Even though the coverage of the increasing term insurance plan increases every year, the premium rate of the policy usually remains the same throughout the policy term. While computing the premium at the initiation of the policy, the insurance company accounts for the increase in the sum assured amount. So the premium of the policy remains uniform throughout the policy tenure. Generally, the premium paid in the starting years is higher as compared to the later years because a higher premium amount is required to compensate for the lower premium of the policy when the sum assured amount of the policy increases over time. However, it is important to note that the increasing term insurance plan charges a higher premium rate as compared to the level term insurance policy or decreasing term insurance plan.
As stated above, the sum assured amount of the policy increases per annum. However, in some of the increasing term insurance policies, there is a certain limit to the maximum raise of the sum assured amount. Once the sum assured amount reached the maximum limit it remains constant for the rest of the policy tenure. The rate of increase of the sum assured amount is stated as an absolute amount or as a percentage. In both cases, it remains constant for the policy tenure and is mentioned beforehand.
Similar to the pure term insurance plan, the increasing term insurance plan also offers an only death benefit. In case of the demise of the insured person during the policy tenure, a death benefit equal to the sum assured amount applicable is paid to the nominee of the policy. While most of the increasing term insurance plan provides the coverage amount as lump-sum on the death of the insured person. Some plans also offer annual and monthly income payout options. Under this option of payout, half of the death benefit amount is paid as lump-sum, while the rest of the amount is paid as an annual or monthly income for a specific tenure.
Riders are add-on coverage offered by the increasing term insurance policy to enhance the coverage of the policy. the most common type of rider benefits offered by the increasing term insurance plan are:
Accidental death and disability benefit rider
Waiver of premium rider
Critical illness rider
Let’s take a look at some of the advantages of purchasing an increasing term insurance policy.
The major advantage of purchasing an increasing term insurance policy is that it offers a low and affordable premium rate. Moreover, the premium of the policy also remains constant throughout the policy tenure and does not increase with the increase in the sum assured amount.

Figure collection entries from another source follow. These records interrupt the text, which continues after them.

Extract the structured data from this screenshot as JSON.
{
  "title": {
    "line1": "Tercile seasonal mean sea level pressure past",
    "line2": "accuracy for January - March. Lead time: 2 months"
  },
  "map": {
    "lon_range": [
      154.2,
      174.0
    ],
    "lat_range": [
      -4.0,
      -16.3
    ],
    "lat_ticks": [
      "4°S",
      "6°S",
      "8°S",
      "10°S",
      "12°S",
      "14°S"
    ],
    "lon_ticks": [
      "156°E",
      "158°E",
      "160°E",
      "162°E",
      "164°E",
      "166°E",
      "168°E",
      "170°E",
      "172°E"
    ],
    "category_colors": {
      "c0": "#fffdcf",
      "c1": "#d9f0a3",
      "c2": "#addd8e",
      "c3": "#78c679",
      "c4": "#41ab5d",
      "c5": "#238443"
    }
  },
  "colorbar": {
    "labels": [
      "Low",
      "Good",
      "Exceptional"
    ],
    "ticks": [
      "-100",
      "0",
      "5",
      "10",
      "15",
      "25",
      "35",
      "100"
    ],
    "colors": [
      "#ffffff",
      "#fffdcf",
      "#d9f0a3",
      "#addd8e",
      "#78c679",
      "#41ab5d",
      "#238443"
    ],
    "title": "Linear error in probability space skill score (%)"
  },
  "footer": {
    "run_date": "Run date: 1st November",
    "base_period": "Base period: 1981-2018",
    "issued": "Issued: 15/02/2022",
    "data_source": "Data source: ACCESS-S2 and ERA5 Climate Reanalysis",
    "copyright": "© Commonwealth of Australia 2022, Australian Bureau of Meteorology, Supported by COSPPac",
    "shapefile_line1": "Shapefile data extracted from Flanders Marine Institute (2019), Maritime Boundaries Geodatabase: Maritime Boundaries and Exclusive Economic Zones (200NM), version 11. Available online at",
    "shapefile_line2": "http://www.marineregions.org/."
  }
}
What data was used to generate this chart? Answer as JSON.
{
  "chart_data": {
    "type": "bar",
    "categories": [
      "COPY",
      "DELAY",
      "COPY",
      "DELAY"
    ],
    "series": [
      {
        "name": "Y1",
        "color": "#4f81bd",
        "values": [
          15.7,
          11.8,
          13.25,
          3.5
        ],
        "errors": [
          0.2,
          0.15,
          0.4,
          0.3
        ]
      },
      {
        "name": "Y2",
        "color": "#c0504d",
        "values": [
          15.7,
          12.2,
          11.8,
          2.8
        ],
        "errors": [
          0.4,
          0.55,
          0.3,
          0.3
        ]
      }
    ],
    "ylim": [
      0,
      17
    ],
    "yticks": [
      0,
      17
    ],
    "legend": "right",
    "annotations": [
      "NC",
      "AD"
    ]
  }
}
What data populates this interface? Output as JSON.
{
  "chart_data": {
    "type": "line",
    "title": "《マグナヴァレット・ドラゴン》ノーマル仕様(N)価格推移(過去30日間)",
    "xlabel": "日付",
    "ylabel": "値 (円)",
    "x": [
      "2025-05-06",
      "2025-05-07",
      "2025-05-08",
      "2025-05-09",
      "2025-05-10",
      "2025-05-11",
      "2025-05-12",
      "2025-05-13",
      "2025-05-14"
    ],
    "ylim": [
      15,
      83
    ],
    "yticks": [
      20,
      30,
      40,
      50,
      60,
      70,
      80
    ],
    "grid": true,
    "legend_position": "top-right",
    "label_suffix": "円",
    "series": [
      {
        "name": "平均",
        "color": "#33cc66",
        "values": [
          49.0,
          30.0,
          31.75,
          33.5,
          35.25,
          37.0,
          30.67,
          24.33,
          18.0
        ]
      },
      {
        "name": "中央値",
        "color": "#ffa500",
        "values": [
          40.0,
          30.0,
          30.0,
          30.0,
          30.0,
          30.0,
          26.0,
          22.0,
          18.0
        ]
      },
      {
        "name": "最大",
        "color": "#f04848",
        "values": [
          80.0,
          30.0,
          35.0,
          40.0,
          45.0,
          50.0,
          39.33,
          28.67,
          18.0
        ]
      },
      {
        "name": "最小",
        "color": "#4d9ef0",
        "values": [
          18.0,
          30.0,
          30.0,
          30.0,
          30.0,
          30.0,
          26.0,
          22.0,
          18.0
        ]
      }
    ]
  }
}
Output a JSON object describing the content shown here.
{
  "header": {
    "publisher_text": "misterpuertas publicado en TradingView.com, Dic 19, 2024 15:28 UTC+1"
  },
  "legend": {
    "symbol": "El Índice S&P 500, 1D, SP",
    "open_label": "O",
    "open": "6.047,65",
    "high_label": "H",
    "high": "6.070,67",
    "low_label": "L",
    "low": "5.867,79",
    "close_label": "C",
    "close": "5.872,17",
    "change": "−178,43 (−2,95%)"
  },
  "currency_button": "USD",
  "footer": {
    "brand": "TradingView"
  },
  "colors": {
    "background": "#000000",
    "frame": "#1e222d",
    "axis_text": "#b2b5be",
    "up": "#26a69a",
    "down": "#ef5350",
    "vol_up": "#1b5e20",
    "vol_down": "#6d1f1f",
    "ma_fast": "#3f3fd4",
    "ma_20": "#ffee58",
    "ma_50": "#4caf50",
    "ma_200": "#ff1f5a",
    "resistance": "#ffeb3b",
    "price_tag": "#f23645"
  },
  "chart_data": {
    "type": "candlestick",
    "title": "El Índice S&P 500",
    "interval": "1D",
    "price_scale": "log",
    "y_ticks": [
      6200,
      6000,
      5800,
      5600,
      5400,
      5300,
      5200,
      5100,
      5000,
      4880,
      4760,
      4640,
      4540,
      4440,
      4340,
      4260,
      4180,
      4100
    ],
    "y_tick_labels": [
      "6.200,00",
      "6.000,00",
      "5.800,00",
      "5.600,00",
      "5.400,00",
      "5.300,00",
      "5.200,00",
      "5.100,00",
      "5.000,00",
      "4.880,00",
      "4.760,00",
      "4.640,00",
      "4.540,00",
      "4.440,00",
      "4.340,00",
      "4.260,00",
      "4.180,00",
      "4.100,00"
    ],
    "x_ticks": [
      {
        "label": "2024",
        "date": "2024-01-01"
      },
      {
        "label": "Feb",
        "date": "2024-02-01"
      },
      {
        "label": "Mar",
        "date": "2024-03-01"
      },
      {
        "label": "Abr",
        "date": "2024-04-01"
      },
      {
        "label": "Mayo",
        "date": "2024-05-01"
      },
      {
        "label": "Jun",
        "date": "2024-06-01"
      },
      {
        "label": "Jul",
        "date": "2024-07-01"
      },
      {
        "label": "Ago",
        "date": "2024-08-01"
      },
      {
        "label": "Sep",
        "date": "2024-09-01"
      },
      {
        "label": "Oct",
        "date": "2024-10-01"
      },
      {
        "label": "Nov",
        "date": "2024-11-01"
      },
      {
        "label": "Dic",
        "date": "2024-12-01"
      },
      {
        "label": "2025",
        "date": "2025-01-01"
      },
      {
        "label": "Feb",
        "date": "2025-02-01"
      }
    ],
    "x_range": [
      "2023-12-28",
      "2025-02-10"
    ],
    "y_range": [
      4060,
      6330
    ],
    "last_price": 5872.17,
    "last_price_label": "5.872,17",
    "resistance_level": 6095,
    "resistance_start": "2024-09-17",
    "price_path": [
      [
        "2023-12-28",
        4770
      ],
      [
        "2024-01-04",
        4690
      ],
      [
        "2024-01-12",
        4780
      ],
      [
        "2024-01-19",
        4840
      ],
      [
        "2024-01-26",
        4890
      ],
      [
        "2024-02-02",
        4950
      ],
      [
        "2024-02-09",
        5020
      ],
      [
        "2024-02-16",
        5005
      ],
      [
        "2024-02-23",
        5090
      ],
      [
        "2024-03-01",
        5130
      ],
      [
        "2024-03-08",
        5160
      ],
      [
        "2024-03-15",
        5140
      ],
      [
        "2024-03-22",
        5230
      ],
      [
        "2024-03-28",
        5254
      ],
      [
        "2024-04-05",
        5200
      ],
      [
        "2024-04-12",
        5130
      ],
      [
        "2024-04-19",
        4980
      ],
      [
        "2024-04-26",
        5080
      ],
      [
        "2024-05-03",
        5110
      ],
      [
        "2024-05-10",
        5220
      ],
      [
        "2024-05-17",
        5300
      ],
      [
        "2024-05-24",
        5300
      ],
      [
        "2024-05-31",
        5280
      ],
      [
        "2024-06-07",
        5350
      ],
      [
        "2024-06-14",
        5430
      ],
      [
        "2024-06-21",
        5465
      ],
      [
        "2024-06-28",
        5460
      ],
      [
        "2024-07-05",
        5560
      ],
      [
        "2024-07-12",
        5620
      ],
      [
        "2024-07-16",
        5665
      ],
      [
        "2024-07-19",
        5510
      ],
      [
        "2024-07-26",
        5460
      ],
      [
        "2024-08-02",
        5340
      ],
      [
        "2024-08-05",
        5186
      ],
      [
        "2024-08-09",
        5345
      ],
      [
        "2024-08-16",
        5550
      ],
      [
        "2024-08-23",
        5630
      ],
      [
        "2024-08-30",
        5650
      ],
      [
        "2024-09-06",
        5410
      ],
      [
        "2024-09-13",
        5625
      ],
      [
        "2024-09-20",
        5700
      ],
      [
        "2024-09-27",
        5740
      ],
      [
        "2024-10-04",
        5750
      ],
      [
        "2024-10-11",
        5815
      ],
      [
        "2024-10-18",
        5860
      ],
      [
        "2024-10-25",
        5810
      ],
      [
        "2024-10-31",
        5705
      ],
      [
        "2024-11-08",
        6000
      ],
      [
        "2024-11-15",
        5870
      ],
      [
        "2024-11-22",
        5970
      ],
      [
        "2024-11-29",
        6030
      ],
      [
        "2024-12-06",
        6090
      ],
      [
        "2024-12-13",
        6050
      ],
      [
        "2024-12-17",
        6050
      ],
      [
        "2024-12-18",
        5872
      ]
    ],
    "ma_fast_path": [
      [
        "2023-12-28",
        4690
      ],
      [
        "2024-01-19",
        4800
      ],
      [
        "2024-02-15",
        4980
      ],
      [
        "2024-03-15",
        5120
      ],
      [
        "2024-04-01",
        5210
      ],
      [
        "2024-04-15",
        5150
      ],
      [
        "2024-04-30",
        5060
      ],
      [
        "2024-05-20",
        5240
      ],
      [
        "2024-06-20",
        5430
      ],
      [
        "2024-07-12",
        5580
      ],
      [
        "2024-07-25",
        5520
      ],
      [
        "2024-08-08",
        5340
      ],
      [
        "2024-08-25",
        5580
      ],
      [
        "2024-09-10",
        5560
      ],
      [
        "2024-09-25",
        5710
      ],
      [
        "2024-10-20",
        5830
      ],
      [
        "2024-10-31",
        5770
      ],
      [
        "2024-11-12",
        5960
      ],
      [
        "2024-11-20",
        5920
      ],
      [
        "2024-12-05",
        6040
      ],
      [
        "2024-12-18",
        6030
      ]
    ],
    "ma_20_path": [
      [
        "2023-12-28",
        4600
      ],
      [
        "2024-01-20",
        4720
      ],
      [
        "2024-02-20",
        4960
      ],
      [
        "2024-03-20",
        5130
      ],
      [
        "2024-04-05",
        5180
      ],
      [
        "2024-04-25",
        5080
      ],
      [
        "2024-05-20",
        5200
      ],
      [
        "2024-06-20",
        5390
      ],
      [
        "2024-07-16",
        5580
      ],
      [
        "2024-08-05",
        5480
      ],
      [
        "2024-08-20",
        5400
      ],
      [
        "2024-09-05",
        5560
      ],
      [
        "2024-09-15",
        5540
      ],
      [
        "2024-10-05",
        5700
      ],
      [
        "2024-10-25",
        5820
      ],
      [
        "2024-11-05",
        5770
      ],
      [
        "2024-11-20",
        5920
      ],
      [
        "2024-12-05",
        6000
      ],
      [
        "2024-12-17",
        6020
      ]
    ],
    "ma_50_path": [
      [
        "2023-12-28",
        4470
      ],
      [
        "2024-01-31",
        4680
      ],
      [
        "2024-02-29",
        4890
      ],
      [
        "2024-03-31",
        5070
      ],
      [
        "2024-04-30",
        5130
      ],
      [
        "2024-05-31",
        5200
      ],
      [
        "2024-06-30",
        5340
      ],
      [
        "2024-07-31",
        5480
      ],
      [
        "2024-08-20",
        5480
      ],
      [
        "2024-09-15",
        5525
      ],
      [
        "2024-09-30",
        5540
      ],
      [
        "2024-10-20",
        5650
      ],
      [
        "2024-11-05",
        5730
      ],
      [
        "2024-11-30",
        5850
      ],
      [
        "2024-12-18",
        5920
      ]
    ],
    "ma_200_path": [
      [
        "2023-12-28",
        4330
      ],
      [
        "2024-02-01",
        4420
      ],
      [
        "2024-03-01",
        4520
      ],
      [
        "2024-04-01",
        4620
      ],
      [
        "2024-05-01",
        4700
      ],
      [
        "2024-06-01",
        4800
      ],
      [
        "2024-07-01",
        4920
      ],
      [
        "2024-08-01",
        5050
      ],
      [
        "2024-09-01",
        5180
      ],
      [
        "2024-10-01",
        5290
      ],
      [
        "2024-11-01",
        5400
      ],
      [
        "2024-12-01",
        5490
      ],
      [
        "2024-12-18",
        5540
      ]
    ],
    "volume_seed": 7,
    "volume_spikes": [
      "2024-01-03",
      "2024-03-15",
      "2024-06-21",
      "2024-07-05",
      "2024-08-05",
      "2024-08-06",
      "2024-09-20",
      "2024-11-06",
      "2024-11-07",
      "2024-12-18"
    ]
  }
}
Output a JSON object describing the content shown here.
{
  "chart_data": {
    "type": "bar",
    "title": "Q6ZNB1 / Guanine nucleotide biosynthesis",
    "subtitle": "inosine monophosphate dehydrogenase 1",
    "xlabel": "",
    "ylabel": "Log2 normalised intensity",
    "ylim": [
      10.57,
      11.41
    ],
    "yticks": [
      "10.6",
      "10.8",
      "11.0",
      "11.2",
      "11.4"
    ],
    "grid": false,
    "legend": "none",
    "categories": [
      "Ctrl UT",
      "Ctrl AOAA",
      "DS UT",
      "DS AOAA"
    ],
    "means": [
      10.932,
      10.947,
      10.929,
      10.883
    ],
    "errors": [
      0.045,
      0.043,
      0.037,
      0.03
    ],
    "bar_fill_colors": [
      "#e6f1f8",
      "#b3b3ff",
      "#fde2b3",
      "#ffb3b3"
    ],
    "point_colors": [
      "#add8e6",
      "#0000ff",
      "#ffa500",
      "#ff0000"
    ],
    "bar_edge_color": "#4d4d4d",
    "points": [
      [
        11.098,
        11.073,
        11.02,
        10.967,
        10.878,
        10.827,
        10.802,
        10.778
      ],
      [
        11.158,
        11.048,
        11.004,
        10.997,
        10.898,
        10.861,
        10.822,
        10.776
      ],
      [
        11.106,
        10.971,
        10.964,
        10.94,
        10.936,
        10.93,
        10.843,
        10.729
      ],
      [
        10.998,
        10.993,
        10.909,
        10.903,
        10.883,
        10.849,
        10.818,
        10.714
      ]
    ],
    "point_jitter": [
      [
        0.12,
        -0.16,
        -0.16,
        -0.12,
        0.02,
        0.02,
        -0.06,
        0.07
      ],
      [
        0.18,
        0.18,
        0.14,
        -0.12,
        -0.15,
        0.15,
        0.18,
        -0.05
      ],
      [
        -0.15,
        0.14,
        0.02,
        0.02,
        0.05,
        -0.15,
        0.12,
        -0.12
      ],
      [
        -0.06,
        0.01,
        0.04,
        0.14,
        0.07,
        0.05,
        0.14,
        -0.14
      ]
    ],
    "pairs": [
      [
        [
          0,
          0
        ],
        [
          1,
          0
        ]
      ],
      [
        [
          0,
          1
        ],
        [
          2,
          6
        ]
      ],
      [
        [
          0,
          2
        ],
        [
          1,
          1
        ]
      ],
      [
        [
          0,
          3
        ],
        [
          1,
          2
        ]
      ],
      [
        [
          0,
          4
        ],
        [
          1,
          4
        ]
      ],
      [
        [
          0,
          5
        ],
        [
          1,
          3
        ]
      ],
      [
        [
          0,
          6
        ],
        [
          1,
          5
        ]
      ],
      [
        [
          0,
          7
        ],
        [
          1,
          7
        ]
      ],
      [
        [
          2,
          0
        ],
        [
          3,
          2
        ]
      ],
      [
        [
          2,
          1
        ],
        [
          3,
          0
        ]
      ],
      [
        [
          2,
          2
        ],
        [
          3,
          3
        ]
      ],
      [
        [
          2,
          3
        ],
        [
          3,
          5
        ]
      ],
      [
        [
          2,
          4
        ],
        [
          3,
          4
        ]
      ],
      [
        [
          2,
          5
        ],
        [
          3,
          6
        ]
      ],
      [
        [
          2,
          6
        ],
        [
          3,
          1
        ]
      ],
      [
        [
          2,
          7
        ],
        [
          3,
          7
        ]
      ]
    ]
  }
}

With the mushrooming rate of inflation, the coverage amount you purchase for your family now might not be enough to take care of the liabilities in the future in your absence. As the sum assured amount in increasing term insurance policy increases every year, it helps you to deal with the increasing inflation and provides you the right coverage to ensure the financial security of your loved ones.
Along with the benefit of providing financial security to your loved ones, the increasing term insurance policy also provides the advantage of tax saving. The premium paid towards the policy up to the maximum limit of Rs.1.5 lakh is eligible for tax exemption U/S 80C of the Income Tax Act.
With the increase in age, the financial responsibility of an individual also increases with time. As you grow old and get married, you have to plan for your kid’s financial future, pay off loans, create a retirement fund, accumulate wealth for the future, etc. With an increase in financial needs, the sum assured of the policy should also increase. The increasing term insurance plan helps you to fulfill the financial responsibility of your family even in your absence and help them to maintain a good lifestyle.
An increasing term insurance policy is best suitable for individuals who are young and expect their responsibilities to increase in the future. However, before making an informed decision make sure that you compare the plans and choose the plan which best suits your requirement.